Random Initialization
If two hidden units with the same activation function are connected to the same inputs, then these units must have different initial parameters. If they have the same initial parameters, then a deterministic learning algorithm applied to a deterministic cost and model will constantly update both of these units in the same way.
This helps in breaking symmetry and every neuron is no longer performing the same computation.

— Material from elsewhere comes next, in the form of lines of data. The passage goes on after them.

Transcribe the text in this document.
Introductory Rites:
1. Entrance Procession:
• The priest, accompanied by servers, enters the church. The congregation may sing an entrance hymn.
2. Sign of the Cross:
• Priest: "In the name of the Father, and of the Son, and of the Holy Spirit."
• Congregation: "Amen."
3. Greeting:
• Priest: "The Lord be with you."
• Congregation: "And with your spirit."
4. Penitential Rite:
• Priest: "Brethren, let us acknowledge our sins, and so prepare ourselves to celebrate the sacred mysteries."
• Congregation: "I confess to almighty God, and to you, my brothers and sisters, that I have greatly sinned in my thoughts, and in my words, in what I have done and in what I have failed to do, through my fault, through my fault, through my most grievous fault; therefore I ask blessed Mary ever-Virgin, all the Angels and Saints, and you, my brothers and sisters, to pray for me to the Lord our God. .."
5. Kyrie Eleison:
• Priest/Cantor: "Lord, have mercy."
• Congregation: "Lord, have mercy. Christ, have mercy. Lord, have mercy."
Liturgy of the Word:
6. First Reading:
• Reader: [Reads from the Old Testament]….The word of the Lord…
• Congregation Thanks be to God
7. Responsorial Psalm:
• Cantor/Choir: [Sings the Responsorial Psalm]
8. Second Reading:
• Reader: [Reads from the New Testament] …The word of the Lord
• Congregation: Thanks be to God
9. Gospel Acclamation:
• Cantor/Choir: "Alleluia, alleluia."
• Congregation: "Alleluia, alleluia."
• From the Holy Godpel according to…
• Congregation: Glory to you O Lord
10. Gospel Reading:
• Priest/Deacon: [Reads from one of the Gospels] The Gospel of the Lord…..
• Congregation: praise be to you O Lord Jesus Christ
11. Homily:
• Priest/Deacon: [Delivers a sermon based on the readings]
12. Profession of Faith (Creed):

$W^{[1]} = \text{np.random.randn((2, 2)) * 0.01}$
$b^{[1]} = \text{np.zero((2, 1))}$
We need to initialize the weights to a very small value, as when
- During forward propagation calculating $Z$ with become very big and hence increasing the output of activation function (for $\sigma$ or $\tanh$) thus saturating the function and slowing down learning.
If we don't have these functions throughout our NN, it's less of an issue.
But for binary classification this might be required for output layer.